DCIS is usually identified and diagnosed through a combination of processes. Although it is rare for DCIS to present with a noticeable lump, for those women that have the symptom, their doctor may be able to feel it during a physical exam. For the women that do not have a noticeable lump, the presence of the cancer can often be detected using mammography, which is the most common way for DCIS to be identified. As old cancer cells die off, they pile up, and tiny specks of calcium form within these broken down cells. These are known as calcifications or microcalcifications. Mammograms identify the cells within the ducts as a cluster of said microcalcifications, which are visible on the mammogram as either a shadow or white specks.
If the mammogram is not suspicious, but the doctor has reason to believe something is suspicious, he or she will probably request that you have a biopsy performed. Needle biopsies can be done in one of two ways, with minimal “surgery” being required, as DCIS rarely requires more invasive biopsies. The first type biopsy available is a fine needle aspiration biopsy, which consists of a very small and hollow needle being inserted into the breast. This needle will extract a sample of cells, which can then be examined under a microscope. Fine needle aspiration biopsies leave no scars; however, some women may develop bruising at the biopsy site. The other form of biopsy is a core needle biopsy. In this procedure, a larger needle is used to extract several samples of tissue from the suspicious looking area. The larger needle allows bigger samples to be taken. The samples are then analyzed under a microscope. Because of the nature of the type of needle used in this procedure, a tiny incision must be made by the surgeon, which can leave a very tiny scar that usually becomes only slightly visible after a few weeks have passed.
On rare occasions, needle biopsies are unable to remove cells or tissue, or the results from these biopsies are inconclusive, or are not definitive. In these cases, a more surgery-like procedure is required. This can be either an incisional biopsy, which removes a solid piece of tissue that can then be examined, or an excisional biopsy, which makes an effort to remove the complete suspicious lump of tissue from the surrounding breast. Biopsies are purely a diagnostic process, and if a DCIS diagnosis is received, more surgery will be required to make sure all cancer cells are removed, including a small margin of healthy tissue that surrounds the cancerous cells, which decreases the likelihood of the cancer recurring.

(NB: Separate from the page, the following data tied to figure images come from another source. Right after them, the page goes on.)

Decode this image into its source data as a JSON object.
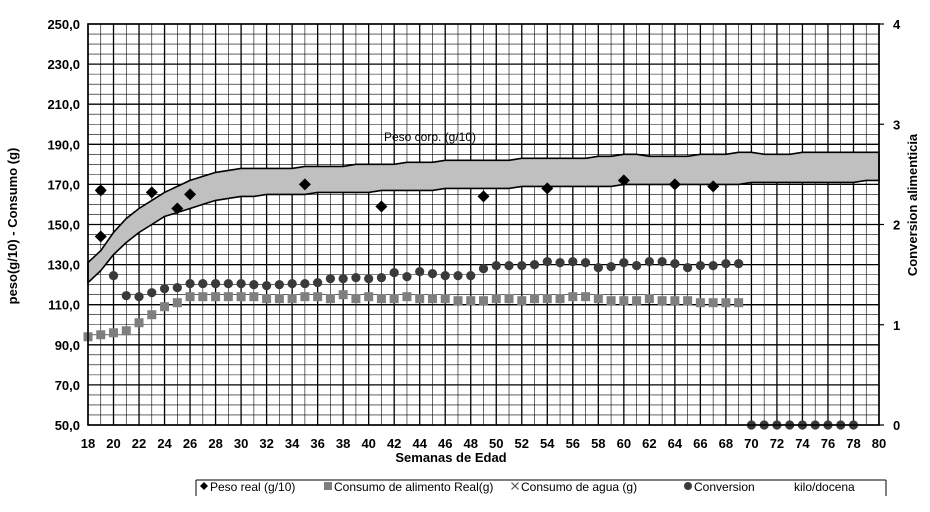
{
  "chart_data": {
    "type": "scatter",
    "xlabel": "Semanas de Edad",
    "ylabel": "peso(g/10) - Consumo (g)",
    "y2label": "Conversion alimenticia",
    "xlim": [
      18,
      80
    ],
    "ylim": [
      50,
      250
    ],
    "y2lim": [
      0,
      4
    ],
    "x_ticks": [
      18,
      20,
      22,
      24,
      26,
      28,
      30,
      32,
      34,
      36,
      38,
      40,
      42,
      44,
      46,
      48,
      50,
      52,
      54,
      56,
      58,
      60,
      62,
      64,
      66,
      68,
      70,
      72,
      74,
      76,
      78,
      80
    ],
    "y_ticks": [
      "50,0",
      "70,0",
      "90,0",
      "110,0",
      "130,0",
      "150,0",
      "170,0",
      "190,0",
      "210,0",
      "230,0",
      "250,0"
    ],
    "y_tick_values": [
      50,
      70,
      90,
      110,
      130,
      150,
      170,
      190,
      210,
      230,
      250
    ],
    "y2_ticks": [
      "0",
      "1",
      "2",
      "3",
      "4"
    ],
    "y2_tick_values": [
      0,
      1,
      2,
      3,
      4
    ],
    "grid": true,
    "band": {
      "label": "Peso corp. (g/10)",
      "fill": "#c0c0c0",
      "x": [
        18,
        19,
        20,
        21,
        22,
        23,
        24,
        25,
        26,
        27,
        28,
        29,
        30,
        31,
        32,
        33,
        34,
        35,
        36,
        37,
        38,
        39,
        40,
        41,
        42,
        43,
        44,
        45,
        46,
        47,
        48,
        49,
        50,
        51,
        52,
        53,
        54,
        55,
        56,
        57,
        58,
        59,
        60,
        61,
        62,
        63,
        64,
        65,
        66,
        67,
        68,
        69,
        70,
        71,
        72,
        73,
        74,
        75,
        76,
        77,
        78,
        79,
        80
      ],
      "upper": [
        131,
        137,
        146,
        153,
        158,
        162,
        166,
        169,
        172,
        174,
        176,
        177,
        178,
        178,
        178,
        178,
        178,
        179,
        179,
        179,
        179,
        180,
        180,
        180,
        180,
        181,
        181,
        181,
        182,
        182,
        182,
        182,
        182,
        182,
        183,
        183,
        183,
        183,
        183,
        183,
        184,
        184,
        185,
        185,
        184,
        184,
        184,
        184,
        185,
        185,
        185,
        186,
        186,
        185,
        185,
        185,
        186,
        186,
        186,
        186,
        186,
        186,
        186
      ],
      "lower": [
        121,
        127,
        135,
        141,
        146,
        150,
        154,
        156,
        158,
        160,
        162,
        163,
        164,
        164,
        165,
        165,
        165,
        165,
        166,
        166,
        166,
        166,
        166,
        167,
        167,
        167,
        167,
        167,
        168,
        168,
        168,
        168,
        168,
        168,
        169,
        169,
        169,
        169,
        169,
        169,
        169,
        169,
        170,
        170,
        170,
        170,
        170,
        170,
        170,
        170,
        170,
        170,
        171,
        171,
        171,
        171,
        171,
        171,
        171,
        171,
        171,
        172,
        172
      ]
    },
    "series": [
      {
        "name": "Peso real (g/10)",
        "marker": "diamond",
        "axis": "left",
        "x": [
          19,
          19,
          23,
          25,
          26,
          35,
          41,
          49,
          54,
          60,
          64,
          67
        ],
        "y": [
          144,
          167,
          166,
          158,
          165,
          170,
          159,
          164,
          168,
          172,
          170,
          169
        ]
      },
      {
        "name": "Consumo de alimento Real(g)",
        "marker": "square",
        "axis": "left",
        "x": [
          18,
          19,
          20,
          21,
          22,
          23,
          24,
          25,
          26,
          27,
          28,
          29,
          30,
          31,
          32,
          33,
          34,
          35,
          36,
          37,
          38,
          39,
          40,
          41,
          42,
          43,
          44,
          45,
          46,
          47,
          48,
          49,
          50,
          51,
          52,
          53,
          54,
          55,
          56,
          57,
          58,
          59,
          60,
          61,
          62,
          63,
          64,
          65,
          66,
          67,
          68,
          69
        ],
        "y": [
          94,
          95,
          96,
          97,
          101,
          105,
          109,
          111,
          114,
          114,
          114,
          114,
          114,
          114,
          113,
          113,
          113,
          114,
          114,
          113,
          115,
          113,
          114,
          113,
          113,
          114,
          113,
          113,
          113,
          112,
          112,
          112,
          113,
          113,
          112,
          113,
          113,
          113,
          114,
          114,
          113,
          112,
          112,
          112,
          113,
          112,
          112,
          112,
          111,
          111,
          111,
          111
        ]
      },
      {
        "name": "Consumo de agua (g)",
        "marker": "x",
        "axis": "left",
        "x": [],
        "y": []
      },
      {
        "name": "Conversion",
        "marker": "circle",
        "axis": "right",
        "x": [
          19,
          20,
          21,
          22,
          23,
          24,
          25,
          26,
          27,
          28,
          29,
          30,
          31,
          32,
          33,
          34,
          35,
          36,
          37,
          38,
          39,
          40,
          41,
          42,
          43,
          44,
          45,
          46,
          47,
          48,
          49,
          50,
          51,
          52,
          53,
          54,
          55,
          56,
          57,
          58,
          59,
          60,
          61,
          62,
          63,
          64,
          65,
          66,
          67,
          68,
          69,
          70,
          71,
          72,
          73,
          74,
          75,
          76,
          77,
          78
        ],
        "y": [
          2.34,
          1.49,
          1.29,
          1.28,
          1.32,
          1.36,
          1.37,
          1.41,
          1.41,
          1.41,
          1.41,
          1.41,
          1.4,
          1.39,
          1.4,
          1.41,
          1.41,
          1.42,
          1.46,
          1.46,
          1.47,
          1.46,
          1.47,
          1.52,
          1.48,
          1.53,
          1.51,
          1.49,
          1.49,
          1.49,
          1.56,
          1.59,
          1.59,
          1.59,
          1.6,
          1.63,
          1.62,
          1.63,
          1.62,
          1.57,
          1.58,
          1.62,
          1.59,
          1.63,
          1.63,
          1.61,
          1.57,
          1.59,
          1.59,
          1.61,
          1.61,
          0,
          0,
          0,
          0,
          0,
          0,
          0,
          0,
          0
        ]
      }
    ],
    "legend": {
      "placement": "bottom",
      "entries": [
        "Peso real (g/10)",
        "Consumo de alimento Real(g)",
        "Consumo de agua (g)",
        "Conversion",
        "kilo/docena"
      ]
    }
  }
}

Following a biopsy, a pathologist will analyze the samples of breast tissue that were taken and will report back on both the grade and type of DCIS and the hormone receptor status. The typing grade of DCIS is determined by the abnormal appearance of cells when they are compared with normal breast cells, as well as the speed of their growth rate. The hormone receptor status indicates whether the cells are responsive to estrogen and/or progesterone. Responsiveness means that the cells within the cancer contain proteins that react to these hormones, which fuels cancer cells’ growth. Cancers that are hormone receptor positive usually require some form of treatment that minimizes or altogether blocks or removes the presence of these hormones.